Part of what makes this exercise effective is that reps aren’t able to change their initial ideas based on what they’re learning from other team members’ pitches. If they had the chance, everyone after the first rep would adjust their pitch based on what they just heard.
“You lock it into them and it shows them that they each listen with a different set of ears that are driven by preconceived notions, by past experiences,” Barrett says. “What we’re trying to do is shift their focus to the lens of interpretation of what that prospect is actually looking to communicate.”
Sales team training games play into the competitive nature of sales reps. Depending on your team and what you’re trying to teach, there are numerous approaches you can take.
“Be creative in the sense that ‘what’s the topic you’re trying to communicate, and how can you make it fun?’” Barrett says.
To encourage participation in meetings when you’re teaching theory, you could create a point system for answering questions.
“We used to do Dot. So every time you stepped into a training and answered a question, the facilitator would be like ‘Alright, you get a dot, write it down.’ At the end, we’d be like ‘tally up your dots. How many do you have?’ You narrow it down until you have the person who has the most, and see who can win it,” Barrett says.
You can also adapt games like Jeopardy, Family Feud or Bingo to test knowledge retention about the specifics of your products, your buyer personas or the different sales techniques.
“Basically you can take most games that have questions in them and change the questions to something to do with your product, your service or a sales technique,” Barrett says. “At the end of the day, you’re trying to transfer knowledge from one person to another so that it sticks, and using games can yield better results because people are disarmed. They’re a little bit less threatened by it.”
Why Sales Team Training Exercises Work
“The book ‘The Power of Habit’ talks about the concept of the habit loop: every human being, just how we function psychologically, has a habit loop with a trigger, a reaction and a reward,” Barrett says.

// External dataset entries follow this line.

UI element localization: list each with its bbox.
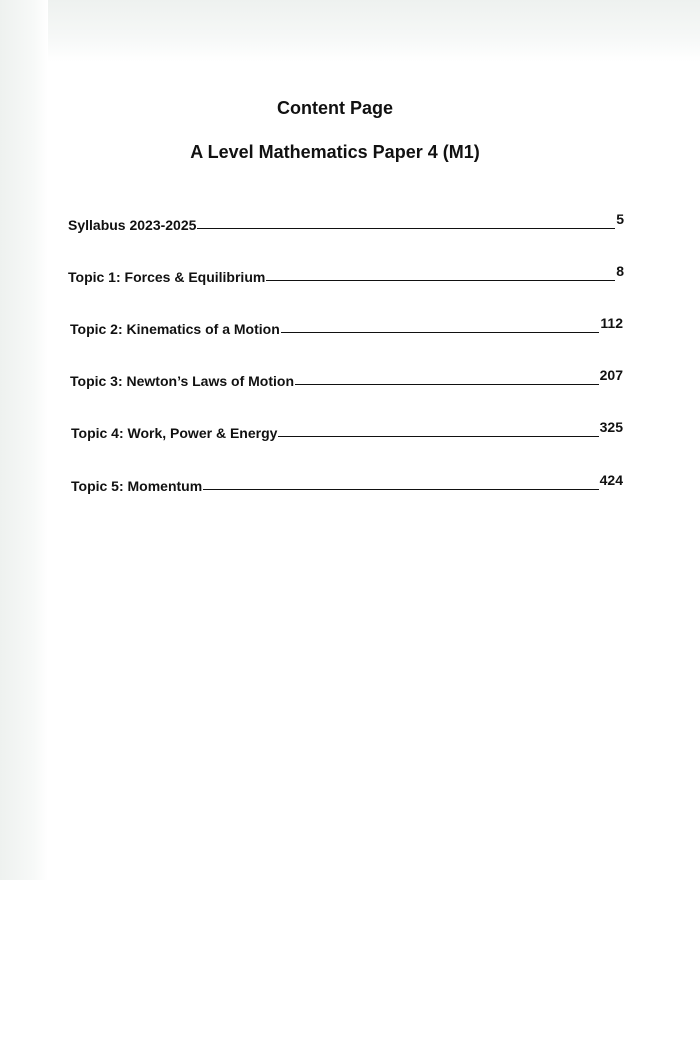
toc-entry-page-number: 325 (599, 419, 623, 435)
toc-entry-page-number: 112 (600, 315, 623, 331)
toc-leader-line (203, 489, 598, 490)
toc-entry-label: Topic 5: Momentum (71, 478, 203, 494)
toc-entry-label: Topic 3: Newton’s Laws of Motion (70, 373, 294, 389)
toc-entry-topic-5 (71, 474, 623, 494)
toc-leader-line (266, 280, 615, 281)
toc-leader-line (295, 384, 599, 385)
toc-entry-label: Topic 1: Forces & Equilibrium (68, 269, 266, 285)
page-subtitle: A Level Mathematics Paper 4 (M1) (190, 142, 480, 162)
toc-entry-page-number: 5 (616, 211, 624, 227)
toc-entry-topic-4 (71, 421, 623, 441)
toc-entry-topic-3 (70, 369, 623, 389)
toc-entry-label: Topic 4: Work, Power & Energy (71, 425, 278, 441)
toc-entry-page-number: 424 (599, 472, 623, 488)
toc-entry-label: Syllabus 2023-2025 (68, 217, 197, 233)
page-title: Content Page (276, 98, 393, 118)
toc-entry-label: Topic 2: Kinematics of a Motion (70, 321, 280, 337)
toc-entry-syllabus (68, 213, 624, 233)
toc-entry-page-number: 8 (616, 263, 624, 279)
toc-entry-page-number: 207 (599, 367, 623, 383)
toc-leader-line (278, 436, 598, 437)
toc-leader-line (197, 228, 615, 229)
toc-entry-topic-2 (70, 317, 623, 337)
toc-leader-line (281, 332, 600, 333)
toc-entry-topic-1 (68, 265, 624, 285)
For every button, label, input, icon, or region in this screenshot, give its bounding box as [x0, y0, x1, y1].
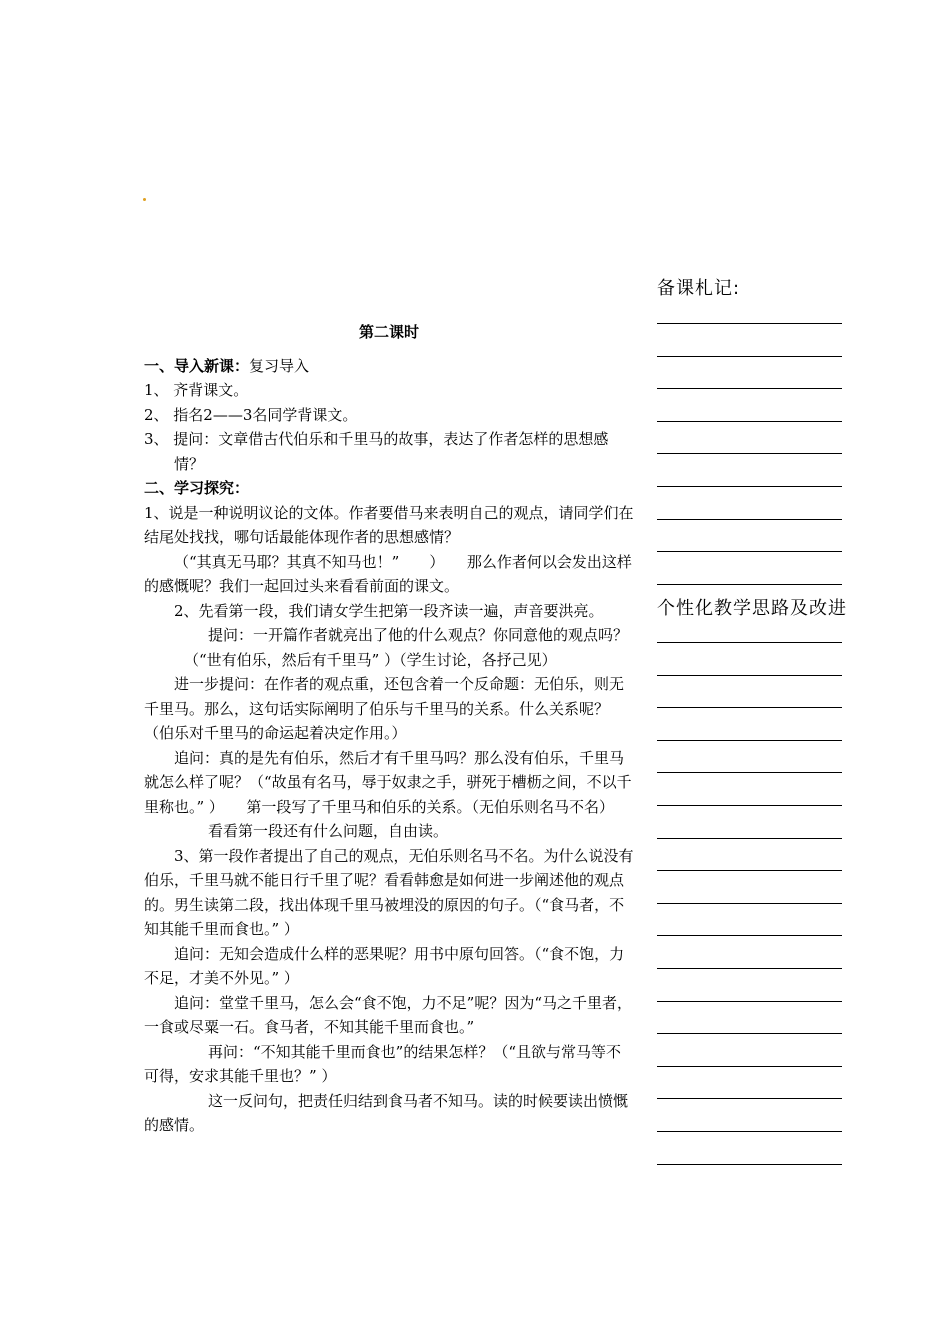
ideas-line	[657, 903, 842, 904]
ideas-line	[657, 935, 842, 936]
section2-paragraph: 2、先看第一段，我们请女学生把第一段齐读一遍，声音要洪亮。	[174, 601, 604, 620]
section1-item: 1、 齐背课文。	[144, 381, 249, 399]
section1-heading-label: 一、导入新课：	[144, 356, 250, 375]
notes-title: 备课札记:	[657, 278, 741, 299]
section2-paragraph: 追问：真的是先有伯乐，然后才有千里马吗？那么没有伯乐，千里马就怎么样了呢？（“故虽有名马，辱于奴隶之手，骈死于槽枥之间，不以千里称也。” ） 第一段写了千里马和伯乐的关系。（无伯乐则名马不名）	[144, 748, 632, 816]
lesson-title: 第二课时	[358, 323, 419, 341]
ideas-title: 个性化教学思路及改进	[657, 598, 847, 619]
ideas-line	[657, 1164, 842, 1165]
ideas-line	[657, 1131, 842, 1132]
lesson-body	[144, 320, 634, 1138]
notes-line	[657, 388, 842, 389]
section1-heading	[144, 354, 634, 379]
section2-paragraph: 提问：一开篇作者就亮出了他的什么观点？你同意他的观点吗？	[208, 626, 629, 644]
ideas-line	[657, 1001, 842, 1002]
section1-item: 2、 指名2——3名同学背课文。	[144, 405, 358, 424]
section2-paragraph: 追问：堂堂千里马，怎么会“食不饱，力不足”呢？因为“马之千里者，一食或尽粟一石。食马者，不知其能千里而食也。”	[144, 993, 633, 1036]
notes-line	[657, 421, 842, 422]
section2-paragraph: （“其真无马耶？其真不知马也！” ） 那么作者何以会发出这样的感慨呢？我们一起回过头来看看前面的课文。	[144, 552, 632, 595]
ideas-line	[657, 968, 842, 969]
ideas-line	[657, 642, 842, 643]
section1-heading-rest: 复习导入	[249, 356, 310, 375]
section2-heading: 二、学习探究：	[144, 479, 250, 497]
notes-line	[657, 356, 842, 357]
notes-line	[657, 323, 842, 324]
section2-paragraph: （“世有伯乐，然后有千里马” ）（学生讨论，各抒己见）	[184, 650, 557, 669]
section2-paragraph: 再问：“不知其能千里而食也”的结果怎样？（“且欲与常马等不可得，安求其能千里也？” ）	[144, 1042, 622, 1085]
ideas-line	[657, 1098, 842, 1099]
section2-paragraph: 这一反问句，把责任归结到食马者不知马。读的时候要读出愤慨的感情。	[144, 1091, 629, 1134]
ideas-line	[657, 1033, 842, 1034]
section2-paragraph: 追问：无知会造成什么样的恶果呢？用书中原句回答。（“食不饱，力不足，才美不外见。” ）	[144, 944, 625, 987]
notes-line	[657, 584, 842, 585]
stray-dot	[143, 198, 146, 201]
ideas-line	[657, 838, 842, 839]
section2-paragraph: 进一步提问：在作者的观点重，还包含着一个反命题：无伯乐，则无千里马。那么，这句话实际阐明了伯乐与千里马的关系。什么关系呢？（伯乐对千里马的命运起着决定作用。）	[144, 675, 625, 742]
notes-line	[657, 486, 842, 487]
ideas-line	[657, 675, 842, 676]
ideas-line	[657, 870, 842, 871]
ideas-line	[657, 805, 842, 806]
ideas-line	[657, 1066, 842, 1067]
ideas-line	[657, 740, 842, 741]
ideas-line	[657, 772, 842, 773]
ideas-line	[657, 707, 842, 708]
notes-line	[657, 453, 842, 454]
section2-paragraph: 1、说是一种说明议论的文体。作者要借马来表明自己的观点，请同学们在结尾处找找，哪句话最能体现作者的思想感情？	[144, 503, 634, 546]
notes-line	[657, 551, 842, 552]
section2-paragraph: 看看第一段还有什么问题，自由读。	[208, 822, 449, 840]
section1-item: 3、 提问：文章借古代伯乐和千里马的故事，表达了作者怎样的思想感情？	[144, 430, 609, 473]
section2-paragraph: 3、第一段作者提出了自己的观点，无伯乐则名马不名。为什么说没有伯乐，千里马就不能日行千里了呢？看看韩愈是如何进一步阐述他的观点的。男生读第二段，找出体现千里马被埋没的原因的句子。（“食马者，不知其能千里而食也。” ）	[144, 846, 634, 938]
notes-line	[657, 519, 842, 520]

When people are reacting to a trigger, they most commonly take the action they’ve done the most because when you do something over and over, the behavior sticks in your mind. For example, when greeting someone, you might have a conversation like:
“Hi, how are you?”
“Good how are you?”
“Great how are you?”
Because you’re so used to responding with the question “how are you?” you do it automatically even when it doesn’t make sense.
Sales training exercises aim to teach habit loops to reps so the way they instinctively react on sales calls aligns with your organization’s techniques and process.
“What the game concept does is that it breaks out from the minutia. This habit loop gets disconnected because the trigger is the same, but the setting is different. The environment is different. So the reaction is what you’re trying to program, and you do that by changing the reward,” Barrett says.
Acknowledgment, recognition and the feeling of winning all tend to be effective rewards for sales reps. So, sales team training exercises transfer knowledge to reps and improve how they react within their habit loops to triggers like an objection being raised or needing to qualify a prospect.